Background: Acute myocardial infarction (AMI) is a major global health burden, with current diagnostic biomarkers often limited by delayed elevation and low specificity. Exosomes have emerged as promising non-invasive biomarkers for cardiovascular diseases.

Methods: Transcriptomic datasets from the Gene Expression Omnibus were integrated with candidate exosome-related gene sets to identify differentially expressed exosome-related genes (DEEGs) in AMI. Functional enrichment analyses were performed to explore biological functions. Machine learning algorithms including LASSO, Random Forest, and SVM-RFE were applied for feature selection. A diagnostic classification model was constructed and its discriminatory performance was evaluated. In silico drug prioritization was performed using the DSigDB database and molecular docking analysis. Plasma-derived exosomes from AMI patients and healthy controls were isolated for experimental validation, followed by quantitative real-time PCR analysis of candidate genes.
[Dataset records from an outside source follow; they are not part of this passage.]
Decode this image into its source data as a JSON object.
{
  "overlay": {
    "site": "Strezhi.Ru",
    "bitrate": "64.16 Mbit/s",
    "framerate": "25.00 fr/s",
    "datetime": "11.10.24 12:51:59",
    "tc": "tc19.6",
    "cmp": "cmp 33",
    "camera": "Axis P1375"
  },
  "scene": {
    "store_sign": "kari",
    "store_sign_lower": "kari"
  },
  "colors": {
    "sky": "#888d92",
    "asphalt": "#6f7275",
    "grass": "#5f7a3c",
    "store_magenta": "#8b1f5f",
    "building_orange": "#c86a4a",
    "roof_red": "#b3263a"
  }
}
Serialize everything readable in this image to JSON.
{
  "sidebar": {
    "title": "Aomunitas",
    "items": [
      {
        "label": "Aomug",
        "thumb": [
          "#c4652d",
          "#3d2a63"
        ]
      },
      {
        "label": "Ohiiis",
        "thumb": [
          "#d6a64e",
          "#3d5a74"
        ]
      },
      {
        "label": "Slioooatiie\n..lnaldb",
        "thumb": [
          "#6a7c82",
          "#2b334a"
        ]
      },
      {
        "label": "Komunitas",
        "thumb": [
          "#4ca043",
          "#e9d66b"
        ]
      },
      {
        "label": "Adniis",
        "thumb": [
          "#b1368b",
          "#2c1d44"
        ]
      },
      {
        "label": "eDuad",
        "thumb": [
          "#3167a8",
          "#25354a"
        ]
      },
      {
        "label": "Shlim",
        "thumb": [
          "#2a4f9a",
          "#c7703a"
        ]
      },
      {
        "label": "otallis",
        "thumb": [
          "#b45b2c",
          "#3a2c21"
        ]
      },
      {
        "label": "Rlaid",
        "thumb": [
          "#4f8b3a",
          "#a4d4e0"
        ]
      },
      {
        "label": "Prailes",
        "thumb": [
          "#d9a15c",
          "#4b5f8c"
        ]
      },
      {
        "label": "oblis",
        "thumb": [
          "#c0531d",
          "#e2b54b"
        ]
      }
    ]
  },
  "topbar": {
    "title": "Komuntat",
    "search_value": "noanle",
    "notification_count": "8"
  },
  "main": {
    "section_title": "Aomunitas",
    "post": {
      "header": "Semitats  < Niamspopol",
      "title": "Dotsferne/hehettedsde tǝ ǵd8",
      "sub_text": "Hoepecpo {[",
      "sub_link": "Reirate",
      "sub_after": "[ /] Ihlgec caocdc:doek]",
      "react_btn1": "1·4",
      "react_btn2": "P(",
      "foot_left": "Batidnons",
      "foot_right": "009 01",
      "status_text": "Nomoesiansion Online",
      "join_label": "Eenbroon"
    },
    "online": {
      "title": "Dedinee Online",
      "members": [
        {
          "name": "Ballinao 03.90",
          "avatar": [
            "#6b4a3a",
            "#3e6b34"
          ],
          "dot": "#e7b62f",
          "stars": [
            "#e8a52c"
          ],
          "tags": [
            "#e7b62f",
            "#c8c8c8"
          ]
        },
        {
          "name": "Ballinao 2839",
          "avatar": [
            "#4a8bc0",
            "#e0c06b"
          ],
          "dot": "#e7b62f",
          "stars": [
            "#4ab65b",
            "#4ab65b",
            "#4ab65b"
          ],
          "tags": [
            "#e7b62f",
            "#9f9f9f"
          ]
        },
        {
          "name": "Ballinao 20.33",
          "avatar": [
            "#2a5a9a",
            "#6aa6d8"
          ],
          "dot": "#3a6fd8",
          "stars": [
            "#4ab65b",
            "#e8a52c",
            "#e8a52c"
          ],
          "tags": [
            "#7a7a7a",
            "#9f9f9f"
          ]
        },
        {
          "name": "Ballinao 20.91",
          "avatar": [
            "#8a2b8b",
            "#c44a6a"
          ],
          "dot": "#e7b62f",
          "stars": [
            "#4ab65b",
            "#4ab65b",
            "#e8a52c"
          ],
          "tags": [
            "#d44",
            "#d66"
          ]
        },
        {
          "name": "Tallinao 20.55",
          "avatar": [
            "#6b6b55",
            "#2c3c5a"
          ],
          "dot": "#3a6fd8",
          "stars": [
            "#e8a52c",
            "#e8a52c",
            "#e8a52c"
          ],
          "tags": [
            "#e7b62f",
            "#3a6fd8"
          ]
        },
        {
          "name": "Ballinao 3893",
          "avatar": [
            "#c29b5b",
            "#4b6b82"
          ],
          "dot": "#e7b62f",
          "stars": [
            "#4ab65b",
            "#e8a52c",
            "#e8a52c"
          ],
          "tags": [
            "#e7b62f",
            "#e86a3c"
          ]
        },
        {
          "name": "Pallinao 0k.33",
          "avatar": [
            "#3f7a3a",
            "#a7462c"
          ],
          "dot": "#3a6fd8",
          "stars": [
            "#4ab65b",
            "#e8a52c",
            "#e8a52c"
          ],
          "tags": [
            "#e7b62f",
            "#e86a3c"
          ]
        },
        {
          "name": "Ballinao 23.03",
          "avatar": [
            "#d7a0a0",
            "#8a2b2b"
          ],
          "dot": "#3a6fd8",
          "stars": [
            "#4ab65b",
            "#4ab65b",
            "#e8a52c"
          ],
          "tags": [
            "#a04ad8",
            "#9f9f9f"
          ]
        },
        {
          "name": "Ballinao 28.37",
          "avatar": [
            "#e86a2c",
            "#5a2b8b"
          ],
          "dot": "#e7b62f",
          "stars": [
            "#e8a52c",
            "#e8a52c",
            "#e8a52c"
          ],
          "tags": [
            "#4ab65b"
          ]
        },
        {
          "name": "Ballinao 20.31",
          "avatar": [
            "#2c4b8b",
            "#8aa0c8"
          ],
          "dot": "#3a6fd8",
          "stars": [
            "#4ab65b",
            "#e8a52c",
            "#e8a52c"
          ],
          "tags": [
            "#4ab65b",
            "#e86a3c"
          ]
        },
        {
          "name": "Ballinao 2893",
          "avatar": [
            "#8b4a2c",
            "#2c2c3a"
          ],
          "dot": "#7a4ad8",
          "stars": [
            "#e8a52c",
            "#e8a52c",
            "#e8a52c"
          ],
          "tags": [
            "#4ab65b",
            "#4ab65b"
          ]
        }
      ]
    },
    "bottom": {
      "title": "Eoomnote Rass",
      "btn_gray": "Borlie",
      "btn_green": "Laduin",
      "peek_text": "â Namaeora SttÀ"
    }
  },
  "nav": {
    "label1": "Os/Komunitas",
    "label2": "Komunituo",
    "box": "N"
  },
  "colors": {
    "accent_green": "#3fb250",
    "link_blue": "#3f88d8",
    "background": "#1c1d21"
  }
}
Results: A total of 273 differentially expressed genes were identified, including 27 DEEGs. Enrichment analysis revealed pathways related to neutrophil activation, NOD-like receptor signaling, and extracellular matrix organization. Six key genes, including S100A9, MMP9, FN1, NLRP3, CD55, and ITLN1 were selected as candidate diagnostic biomarkers. The multigene model demonstrated good diagnostic discrimination within the merged training cohort, while individual genes retained diagnostic value in an independent dataset. Several candidate compounds, including losartan, metoprolol, and pioglitazone, showed favorable binding affinities to key targets in molecular docking analyses. Transmission electron microscopy and nanoparticle tracking analysis confirmed the successful isolation of plasma exosomes, and qRT-PCR revealed significantly elevated expression of the six candidate genes in AMI-derived exosomes.

Conclusions: This integrative study identifies a set of exosome-associated genes with potential diagnostic relevance in AMI and provides exploratory in silico drug candidates targeting these biomarkers. These findings are hypothesis-generating and warrant further validation in large, prospectively collected cohorts and functional studies before clinical application.